Intravital Live cell Triggered Imaging System Reveals Monocyte Patrolling and Macrophage Migration in Atherosclerosis

  • Author(s): McArdle, Sara Ashley
  • Advisor(s): Ley, Klaus
  • et al.

Atherosclerosis is an underlying cause of two of the leading causes of death in the world, heart attacks and strokes. It is a chronic inflammatory disease characterized by plaque build-up in large and medium arteries. During disease progression, monocytes in the blood invade the arterial wall, where they can differentiate into macrophages and dendritic cells. Together, these cells phagocytose lipids, clear apoptotic cell debris, present antigen to T cells, and produce pro- and anti-inflammatory cytokines. Both monocyte recruitment to the plaque and macrophage function within the plaque require cell motion. The purpose of this work is to study monocyte and macrophage movement in the context of atherosclerosis.

First, the mechanism of how the atypical chemokine receptor Duffy Antigen / Receptor for Chemokines (DARC) influences the progression of atherosclerosis is investigated. DARC alters the localization of chemokines and it was thought that through this it could influence cell recruitment to the arteria wall. It was confirmed that the absence of DARC does promote plaque formation, but a molecular mechanism of action was not discovered.

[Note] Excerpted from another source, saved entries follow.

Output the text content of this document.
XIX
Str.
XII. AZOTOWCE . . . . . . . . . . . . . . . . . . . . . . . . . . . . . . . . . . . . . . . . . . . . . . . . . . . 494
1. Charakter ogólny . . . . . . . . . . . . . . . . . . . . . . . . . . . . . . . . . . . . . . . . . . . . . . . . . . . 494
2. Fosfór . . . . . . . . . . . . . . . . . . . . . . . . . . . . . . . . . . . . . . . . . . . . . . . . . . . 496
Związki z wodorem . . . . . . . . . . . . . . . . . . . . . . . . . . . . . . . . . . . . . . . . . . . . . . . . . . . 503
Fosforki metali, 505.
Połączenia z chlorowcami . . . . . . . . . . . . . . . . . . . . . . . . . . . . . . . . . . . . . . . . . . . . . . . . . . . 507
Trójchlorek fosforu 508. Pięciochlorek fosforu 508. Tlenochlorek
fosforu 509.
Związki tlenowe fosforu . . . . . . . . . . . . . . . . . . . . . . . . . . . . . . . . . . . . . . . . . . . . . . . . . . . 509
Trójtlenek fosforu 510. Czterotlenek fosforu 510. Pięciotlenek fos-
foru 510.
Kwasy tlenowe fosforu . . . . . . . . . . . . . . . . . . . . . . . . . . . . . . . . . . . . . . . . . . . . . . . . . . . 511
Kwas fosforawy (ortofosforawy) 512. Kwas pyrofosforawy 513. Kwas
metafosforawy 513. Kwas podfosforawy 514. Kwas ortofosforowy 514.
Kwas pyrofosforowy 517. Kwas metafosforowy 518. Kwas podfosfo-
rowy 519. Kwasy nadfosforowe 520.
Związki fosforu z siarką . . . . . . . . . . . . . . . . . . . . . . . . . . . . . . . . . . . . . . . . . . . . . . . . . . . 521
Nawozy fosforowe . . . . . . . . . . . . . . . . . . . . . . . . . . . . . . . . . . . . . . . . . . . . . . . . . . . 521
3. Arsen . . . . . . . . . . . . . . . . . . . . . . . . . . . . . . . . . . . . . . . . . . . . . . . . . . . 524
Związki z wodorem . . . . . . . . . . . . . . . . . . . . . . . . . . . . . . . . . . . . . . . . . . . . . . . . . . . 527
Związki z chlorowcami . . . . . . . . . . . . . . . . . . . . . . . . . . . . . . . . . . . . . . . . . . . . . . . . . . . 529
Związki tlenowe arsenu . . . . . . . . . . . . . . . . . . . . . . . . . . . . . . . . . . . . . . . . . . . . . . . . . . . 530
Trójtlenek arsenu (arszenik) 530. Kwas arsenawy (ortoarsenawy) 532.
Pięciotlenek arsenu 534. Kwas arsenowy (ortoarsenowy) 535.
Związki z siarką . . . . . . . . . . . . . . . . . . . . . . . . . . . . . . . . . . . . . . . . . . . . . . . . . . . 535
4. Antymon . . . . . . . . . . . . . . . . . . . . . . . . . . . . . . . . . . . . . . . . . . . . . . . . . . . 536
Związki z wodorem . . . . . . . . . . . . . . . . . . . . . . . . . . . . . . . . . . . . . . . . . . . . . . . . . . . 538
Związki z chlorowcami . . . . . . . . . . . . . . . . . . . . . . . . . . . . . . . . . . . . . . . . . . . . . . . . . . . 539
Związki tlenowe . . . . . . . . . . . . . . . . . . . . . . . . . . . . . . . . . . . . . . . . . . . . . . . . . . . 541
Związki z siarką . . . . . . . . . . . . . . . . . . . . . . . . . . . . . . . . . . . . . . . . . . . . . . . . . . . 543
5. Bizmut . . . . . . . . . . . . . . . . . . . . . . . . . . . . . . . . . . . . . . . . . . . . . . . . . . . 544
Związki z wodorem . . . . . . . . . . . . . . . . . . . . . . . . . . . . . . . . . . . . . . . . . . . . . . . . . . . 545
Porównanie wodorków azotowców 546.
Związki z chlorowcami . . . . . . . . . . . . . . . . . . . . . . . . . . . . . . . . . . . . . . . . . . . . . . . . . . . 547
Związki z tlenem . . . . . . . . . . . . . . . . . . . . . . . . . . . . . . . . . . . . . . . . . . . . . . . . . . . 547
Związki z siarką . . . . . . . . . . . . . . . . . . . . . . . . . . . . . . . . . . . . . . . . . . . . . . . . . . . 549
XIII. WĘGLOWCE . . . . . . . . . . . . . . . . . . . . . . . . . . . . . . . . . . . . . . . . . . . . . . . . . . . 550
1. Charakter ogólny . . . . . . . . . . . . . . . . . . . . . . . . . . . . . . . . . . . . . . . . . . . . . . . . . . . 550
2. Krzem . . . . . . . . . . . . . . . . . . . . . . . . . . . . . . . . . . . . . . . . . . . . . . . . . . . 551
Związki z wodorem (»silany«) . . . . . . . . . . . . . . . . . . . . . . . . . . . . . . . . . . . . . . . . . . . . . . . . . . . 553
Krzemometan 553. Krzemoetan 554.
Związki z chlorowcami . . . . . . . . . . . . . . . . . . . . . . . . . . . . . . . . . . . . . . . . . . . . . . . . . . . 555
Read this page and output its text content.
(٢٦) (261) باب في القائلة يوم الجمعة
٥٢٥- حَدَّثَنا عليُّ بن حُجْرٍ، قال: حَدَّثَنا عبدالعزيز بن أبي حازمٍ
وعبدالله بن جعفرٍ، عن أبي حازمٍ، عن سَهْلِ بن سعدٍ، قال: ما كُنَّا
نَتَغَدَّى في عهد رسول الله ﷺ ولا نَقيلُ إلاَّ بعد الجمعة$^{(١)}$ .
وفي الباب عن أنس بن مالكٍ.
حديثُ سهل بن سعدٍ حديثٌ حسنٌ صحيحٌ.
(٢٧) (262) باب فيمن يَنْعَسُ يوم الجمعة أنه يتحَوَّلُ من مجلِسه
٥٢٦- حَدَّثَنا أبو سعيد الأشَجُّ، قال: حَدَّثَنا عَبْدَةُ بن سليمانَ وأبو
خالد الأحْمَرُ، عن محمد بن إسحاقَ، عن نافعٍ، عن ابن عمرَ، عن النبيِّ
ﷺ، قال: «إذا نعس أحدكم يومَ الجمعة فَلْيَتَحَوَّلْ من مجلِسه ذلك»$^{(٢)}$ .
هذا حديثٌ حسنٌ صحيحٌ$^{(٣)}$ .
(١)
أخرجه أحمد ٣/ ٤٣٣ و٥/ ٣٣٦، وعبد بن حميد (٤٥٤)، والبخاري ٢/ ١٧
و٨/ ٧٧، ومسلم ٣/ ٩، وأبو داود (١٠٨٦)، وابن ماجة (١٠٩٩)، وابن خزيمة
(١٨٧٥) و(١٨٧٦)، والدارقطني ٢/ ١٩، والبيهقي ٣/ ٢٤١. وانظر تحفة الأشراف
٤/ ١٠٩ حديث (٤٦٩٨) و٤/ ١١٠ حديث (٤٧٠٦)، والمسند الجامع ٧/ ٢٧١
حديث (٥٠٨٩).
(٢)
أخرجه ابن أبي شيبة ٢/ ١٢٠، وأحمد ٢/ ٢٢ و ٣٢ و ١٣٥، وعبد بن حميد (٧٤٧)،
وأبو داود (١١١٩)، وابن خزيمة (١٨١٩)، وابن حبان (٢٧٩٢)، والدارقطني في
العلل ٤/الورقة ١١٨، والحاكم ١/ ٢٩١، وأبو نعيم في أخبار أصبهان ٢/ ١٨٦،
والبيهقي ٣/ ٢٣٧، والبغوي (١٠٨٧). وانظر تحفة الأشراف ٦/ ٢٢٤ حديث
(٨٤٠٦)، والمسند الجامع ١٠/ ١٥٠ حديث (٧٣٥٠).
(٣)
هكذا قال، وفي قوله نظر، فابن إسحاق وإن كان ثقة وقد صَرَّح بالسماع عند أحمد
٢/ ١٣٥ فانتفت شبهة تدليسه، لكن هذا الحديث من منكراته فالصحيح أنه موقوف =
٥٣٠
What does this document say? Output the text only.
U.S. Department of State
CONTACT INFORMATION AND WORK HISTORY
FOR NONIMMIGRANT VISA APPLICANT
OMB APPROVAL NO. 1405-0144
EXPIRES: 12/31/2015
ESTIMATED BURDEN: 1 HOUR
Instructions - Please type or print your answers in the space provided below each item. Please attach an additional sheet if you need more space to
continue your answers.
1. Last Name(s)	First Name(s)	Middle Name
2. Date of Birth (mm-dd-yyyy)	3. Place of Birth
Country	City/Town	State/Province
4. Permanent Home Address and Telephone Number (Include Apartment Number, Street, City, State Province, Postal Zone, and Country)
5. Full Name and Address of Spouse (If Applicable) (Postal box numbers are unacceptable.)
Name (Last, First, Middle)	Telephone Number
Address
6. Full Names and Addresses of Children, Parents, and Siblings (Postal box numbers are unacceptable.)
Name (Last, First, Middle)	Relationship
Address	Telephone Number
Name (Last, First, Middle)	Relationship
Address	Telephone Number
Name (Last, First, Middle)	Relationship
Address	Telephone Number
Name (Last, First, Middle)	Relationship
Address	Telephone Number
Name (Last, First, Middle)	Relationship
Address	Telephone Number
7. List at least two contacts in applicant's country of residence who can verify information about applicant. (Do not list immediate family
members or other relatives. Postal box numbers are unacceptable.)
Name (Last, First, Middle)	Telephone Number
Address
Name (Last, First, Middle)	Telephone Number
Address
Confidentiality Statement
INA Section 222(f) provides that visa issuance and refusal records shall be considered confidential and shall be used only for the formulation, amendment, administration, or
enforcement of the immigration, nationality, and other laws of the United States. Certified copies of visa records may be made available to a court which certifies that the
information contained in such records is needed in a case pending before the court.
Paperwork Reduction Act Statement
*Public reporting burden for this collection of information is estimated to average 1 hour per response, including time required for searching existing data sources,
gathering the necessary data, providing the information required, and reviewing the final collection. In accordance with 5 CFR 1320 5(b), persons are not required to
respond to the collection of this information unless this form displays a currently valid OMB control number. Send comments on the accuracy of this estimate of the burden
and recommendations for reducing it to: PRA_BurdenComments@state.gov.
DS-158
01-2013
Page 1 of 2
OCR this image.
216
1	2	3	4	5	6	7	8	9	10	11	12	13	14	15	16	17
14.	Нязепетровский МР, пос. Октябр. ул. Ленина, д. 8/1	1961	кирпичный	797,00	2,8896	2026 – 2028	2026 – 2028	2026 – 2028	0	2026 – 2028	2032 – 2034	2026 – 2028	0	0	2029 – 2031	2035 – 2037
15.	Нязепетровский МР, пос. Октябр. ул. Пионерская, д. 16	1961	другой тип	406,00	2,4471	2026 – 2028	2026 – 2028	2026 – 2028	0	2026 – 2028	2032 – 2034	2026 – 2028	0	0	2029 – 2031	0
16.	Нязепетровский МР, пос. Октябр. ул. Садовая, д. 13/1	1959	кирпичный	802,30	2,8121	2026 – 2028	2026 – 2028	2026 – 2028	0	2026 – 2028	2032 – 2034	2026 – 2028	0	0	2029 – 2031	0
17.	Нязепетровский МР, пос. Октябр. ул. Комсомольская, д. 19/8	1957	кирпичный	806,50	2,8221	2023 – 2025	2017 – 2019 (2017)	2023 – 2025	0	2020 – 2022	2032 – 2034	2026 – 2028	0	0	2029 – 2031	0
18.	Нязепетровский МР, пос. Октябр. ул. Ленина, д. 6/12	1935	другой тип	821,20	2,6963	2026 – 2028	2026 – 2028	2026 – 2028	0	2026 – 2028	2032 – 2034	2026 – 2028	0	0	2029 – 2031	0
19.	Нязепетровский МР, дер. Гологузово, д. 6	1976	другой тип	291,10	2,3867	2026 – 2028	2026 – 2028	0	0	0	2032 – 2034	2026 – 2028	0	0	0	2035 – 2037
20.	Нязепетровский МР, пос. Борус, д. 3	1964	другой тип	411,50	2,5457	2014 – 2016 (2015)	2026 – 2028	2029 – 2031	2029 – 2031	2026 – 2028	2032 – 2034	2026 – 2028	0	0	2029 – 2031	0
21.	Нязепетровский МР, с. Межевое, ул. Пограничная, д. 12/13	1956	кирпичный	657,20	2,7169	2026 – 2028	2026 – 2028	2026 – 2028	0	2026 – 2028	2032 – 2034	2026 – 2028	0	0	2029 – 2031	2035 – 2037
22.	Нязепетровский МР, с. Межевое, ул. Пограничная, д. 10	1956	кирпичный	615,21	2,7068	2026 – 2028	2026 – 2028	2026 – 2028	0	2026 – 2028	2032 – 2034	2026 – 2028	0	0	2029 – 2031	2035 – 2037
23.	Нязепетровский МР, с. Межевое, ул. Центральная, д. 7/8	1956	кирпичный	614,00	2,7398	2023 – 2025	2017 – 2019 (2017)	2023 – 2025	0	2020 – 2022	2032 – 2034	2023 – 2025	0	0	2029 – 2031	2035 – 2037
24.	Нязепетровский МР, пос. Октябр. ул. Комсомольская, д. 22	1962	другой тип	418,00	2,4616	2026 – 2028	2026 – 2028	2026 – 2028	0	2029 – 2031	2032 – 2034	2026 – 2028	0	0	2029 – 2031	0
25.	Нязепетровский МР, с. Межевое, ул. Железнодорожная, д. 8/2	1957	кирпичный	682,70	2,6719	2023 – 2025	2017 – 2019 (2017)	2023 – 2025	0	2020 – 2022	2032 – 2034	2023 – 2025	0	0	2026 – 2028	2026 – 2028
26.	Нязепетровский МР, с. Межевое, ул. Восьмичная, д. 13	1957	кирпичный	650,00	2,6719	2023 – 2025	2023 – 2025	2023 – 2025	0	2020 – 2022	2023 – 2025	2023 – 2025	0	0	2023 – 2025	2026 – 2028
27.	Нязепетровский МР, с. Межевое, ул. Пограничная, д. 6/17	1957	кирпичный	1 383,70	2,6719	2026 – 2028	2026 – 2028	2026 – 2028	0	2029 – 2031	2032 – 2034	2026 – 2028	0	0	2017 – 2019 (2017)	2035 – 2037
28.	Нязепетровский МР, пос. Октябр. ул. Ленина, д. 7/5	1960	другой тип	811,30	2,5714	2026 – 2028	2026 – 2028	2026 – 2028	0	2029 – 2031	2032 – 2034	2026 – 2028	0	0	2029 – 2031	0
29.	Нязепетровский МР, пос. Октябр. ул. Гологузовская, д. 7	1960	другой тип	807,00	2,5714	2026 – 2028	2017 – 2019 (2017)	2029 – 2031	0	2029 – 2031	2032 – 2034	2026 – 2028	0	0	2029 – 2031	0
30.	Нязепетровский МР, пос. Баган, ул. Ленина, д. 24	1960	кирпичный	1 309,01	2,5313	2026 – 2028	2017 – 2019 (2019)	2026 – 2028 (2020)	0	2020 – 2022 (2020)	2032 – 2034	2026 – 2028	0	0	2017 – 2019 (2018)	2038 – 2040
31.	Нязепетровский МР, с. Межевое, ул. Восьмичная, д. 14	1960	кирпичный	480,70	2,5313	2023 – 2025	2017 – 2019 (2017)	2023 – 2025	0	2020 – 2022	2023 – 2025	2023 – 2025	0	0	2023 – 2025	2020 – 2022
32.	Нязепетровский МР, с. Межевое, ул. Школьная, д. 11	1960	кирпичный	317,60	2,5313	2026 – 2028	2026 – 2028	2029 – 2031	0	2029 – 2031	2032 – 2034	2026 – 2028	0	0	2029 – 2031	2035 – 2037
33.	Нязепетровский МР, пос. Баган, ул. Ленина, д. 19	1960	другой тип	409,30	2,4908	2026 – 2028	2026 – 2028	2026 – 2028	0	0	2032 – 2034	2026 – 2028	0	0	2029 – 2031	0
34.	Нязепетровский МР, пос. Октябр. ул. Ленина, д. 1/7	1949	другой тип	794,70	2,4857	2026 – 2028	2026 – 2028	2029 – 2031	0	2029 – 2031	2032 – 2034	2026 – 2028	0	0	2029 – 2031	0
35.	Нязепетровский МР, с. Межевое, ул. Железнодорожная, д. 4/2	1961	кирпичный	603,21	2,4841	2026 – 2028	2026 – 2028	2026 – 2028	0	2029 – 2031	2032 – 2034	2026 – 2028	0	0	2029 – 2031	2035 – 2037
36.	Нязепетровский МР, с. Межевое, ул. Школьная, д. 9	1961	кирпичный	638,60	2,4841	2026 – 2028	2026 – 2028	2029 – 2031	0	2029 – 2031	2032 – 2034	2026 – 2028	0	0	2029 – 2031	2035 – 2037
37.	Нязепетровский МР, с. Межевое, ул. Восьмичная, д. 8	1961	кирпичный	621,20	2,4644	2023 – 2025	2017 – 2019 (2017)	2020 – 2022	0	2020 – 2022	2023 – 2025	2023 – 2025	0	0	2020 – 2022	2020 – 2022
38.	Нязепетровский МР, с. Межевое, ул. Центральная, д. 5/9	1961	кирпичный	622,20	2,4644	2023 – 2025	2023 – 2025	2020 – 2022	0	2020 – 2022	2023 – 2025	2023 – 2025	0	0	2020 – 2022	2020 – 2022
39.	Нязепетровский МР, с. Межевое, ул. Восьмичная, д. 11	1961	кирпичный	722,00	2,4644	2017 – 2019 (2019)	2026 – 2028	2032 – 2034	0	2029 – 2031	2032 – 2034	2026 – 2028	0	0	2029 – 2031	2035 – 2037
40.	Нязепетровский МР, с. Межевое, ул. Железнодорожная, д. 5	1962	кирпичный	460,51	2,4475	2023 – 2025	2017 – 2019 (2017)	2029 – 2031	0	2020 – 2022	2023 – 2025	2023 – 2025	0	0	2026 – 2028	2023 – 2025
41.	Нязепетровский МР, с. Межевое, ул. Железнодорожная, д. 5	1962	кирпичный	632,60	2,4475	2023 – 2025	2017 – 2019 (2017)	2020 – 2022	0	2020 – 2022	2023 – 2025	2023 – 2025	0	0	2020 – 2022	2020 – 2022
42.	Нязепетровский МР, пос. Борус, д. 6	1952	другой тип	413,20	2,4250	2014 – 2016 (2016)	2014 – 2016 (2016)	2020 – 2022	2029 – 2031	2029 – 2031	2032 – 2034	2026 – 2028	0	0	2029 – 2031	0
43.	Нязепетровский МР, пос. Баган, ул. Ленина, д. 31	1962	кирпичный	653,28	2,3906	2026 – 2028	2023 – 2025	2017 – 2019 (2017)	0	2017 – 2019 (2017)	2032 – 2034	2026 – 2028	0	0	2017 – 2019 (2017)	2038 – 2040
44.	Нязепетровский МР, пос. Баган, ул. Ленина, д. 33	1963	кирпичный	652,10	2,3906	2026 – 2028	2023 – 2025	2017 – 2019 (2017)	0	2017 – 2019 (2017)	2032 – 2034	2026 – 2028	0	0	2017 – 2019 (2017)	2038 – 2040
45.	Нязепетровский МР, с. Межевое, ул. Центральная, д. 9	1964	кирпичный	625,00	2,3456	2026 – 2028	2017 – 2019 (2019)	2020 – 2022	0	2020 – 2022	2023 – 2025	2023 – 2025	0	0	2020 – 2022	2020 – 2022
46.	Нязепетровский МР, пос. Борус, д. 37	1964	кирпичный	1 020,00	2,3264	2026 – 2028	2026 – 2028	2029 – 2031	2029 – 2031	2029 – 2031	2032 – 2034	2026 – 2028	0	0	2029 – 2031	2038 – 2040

Next, to study myeloid cell motion more directly, I developed a system for imaging fluorescent leukocytes in atherosclerotic arteries in vivo. The major challenge in intravital imaging of large arteries is the motion artifacts due to the expansion of the arterial wall with the heartbeat. This new system utilizes cardiac triggering and novel image post-processing algorithms to remove these motion artifacts and allow for cell motion quantification. Apoe-/- Cx3cr1GFP/+ Cd11cYFP mice were generated to visualize labeled monocytes and macrophages. Monocytes were observed patrolling the endothelium of atherosclerotic arteries and the motion characteristics were quantified. Macrophages were seen actively probing their local environment as well as migrating through the plaque. Finally, these macrophages were extensively phenotyped by cell surface markers to link observed motion to known subsets and function.

Supplemental videos include a demonstration of the improvement in movie quality with cardiac triggering and image post-processing, examples movies of monocytes patrolling atherosclerotic arteries and macrophages migrating within the plaque and an example 3D reconstruction of atherosclerotic plaque acquired in vivo. Supplemental SNP analysis of the mice used in this work is also provided.